WASHINGTON, June 13 (UPI) -- The U.S. Supreme Court, in a major blow to genetics companies, ruled unanimously Thursday naturally occurring DNA segments cannot be patented.
However, the opinion written by Justice Clarence Thomas said cDNA, called synthetic DNA, "is patent eligible because it is not naturally occurring.
The decision affects the healthcare of millions, and the billions in profits such patents bring. An estimated 40 percent of human DNA is patented, and the U.S. Patent and Trademark Office has awarded patents on human genes for more than 30 years.
The underlying case involves Myriad Genetics of Salt Lake City, which holds patents for isolated DNA covering gene mutations BRCA1 and BRCA2. When present, the mutations indicate a high possibility of developing breast and ovarian cancer. The patents also cover ways of isolating the genes to test for the presence of the mutation.
Women with BRCA1 and BRCA2 mutations face up to an 85 percent cumulative risk of breast cancer as well as an up to 50 percent cumulative risk of ovarian cancer.
DNA, or deoxyribonucleic acid, contains the genetic instructions -- or information -- that determine the development of living organisms.

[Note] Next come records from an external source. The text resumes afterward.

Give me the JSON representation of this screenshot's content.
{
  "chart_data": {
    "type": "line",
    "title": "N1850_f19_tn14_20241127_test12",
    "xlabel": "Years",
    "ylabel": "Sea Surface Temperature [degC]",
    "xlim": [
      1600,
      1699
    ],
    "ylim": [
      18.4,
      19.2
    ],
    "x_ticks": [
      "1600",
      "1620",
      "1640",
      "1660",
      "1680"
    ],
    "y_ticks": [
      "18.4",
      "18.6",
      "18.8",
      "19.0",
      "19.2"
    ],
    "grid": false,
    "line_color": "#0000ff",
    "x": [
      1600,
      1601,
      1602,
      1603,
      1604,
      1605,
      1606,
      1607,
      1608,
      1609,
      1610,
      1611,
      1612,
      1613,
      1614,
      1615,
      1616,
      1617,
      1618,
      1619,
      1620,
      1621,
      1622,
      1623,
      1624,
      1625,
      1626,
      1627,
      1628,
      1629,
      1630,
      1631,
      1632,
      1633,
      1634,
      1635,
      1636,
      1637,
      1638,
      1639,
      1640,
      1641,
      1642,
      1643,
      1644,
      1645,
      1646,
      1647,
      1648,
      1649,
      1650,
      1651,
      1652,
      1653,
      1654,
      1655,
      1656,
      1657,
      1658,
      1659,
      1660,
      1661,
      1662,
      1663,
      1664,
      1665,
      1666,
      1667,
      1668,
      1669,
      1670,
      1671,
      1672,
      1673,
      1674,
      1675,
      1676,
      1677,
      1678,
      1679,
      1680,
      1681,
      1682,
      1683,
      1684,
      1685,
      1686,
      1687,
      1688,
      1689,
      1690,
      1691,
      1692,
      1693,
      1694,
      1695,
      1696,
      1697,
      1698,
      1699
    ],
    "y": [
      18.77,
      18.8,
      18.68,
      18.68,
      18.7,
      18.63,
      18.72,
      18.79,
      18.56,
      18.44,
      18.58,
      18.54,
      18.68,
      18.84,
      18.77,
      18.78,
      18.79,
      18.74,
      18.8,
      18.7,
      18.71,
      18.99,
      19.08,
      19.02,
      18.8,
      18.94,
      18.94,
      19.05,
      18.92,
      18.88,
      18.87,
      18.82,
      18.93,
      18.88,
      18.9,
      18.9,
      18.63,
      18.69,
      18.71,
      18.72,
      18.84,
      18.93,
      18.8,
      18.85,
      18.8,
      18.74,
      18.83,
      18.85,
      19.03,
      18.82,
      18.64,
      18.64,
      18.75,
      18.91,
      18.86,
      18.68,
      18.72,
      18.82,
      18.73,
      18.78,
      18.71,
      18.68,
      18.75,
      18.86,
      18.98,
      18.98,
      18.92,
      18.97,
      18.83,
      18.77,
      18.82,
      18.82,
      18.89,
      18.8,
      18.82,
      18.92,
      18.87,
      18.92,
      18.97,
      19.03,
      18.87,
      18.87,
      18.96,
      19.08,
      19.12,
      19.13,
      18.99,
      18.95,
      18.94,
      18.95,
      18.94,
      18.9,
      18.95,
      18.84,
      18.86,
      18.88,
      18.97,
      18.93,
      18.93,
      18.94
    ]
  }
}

Critics complained Myriad's diagnostic analysis makes it impossible for women to confirm their test results elsewhere while others cannot afford the $3,000 cost of Myriad's test. If insurance covers the procedure -- not always the case -- it brings the cost down to $100.
A coalition of healthcare professionals, patients and the American Civil Liberties Union filed suit in New York in 2009, saying such patents restrict science and make it difficult for women to get crucial medical care.
The Supreme Court's ruling reverses a ruling in favor of Myriad by the U.S. Court of Appeals for the Federal Circuit in Washington.
"Myriad's principal contribution was uncovering the precise location and genetic sequence of the BRCA1 and BRCA2 genes within chromosomes 17 and 13," Thomas said.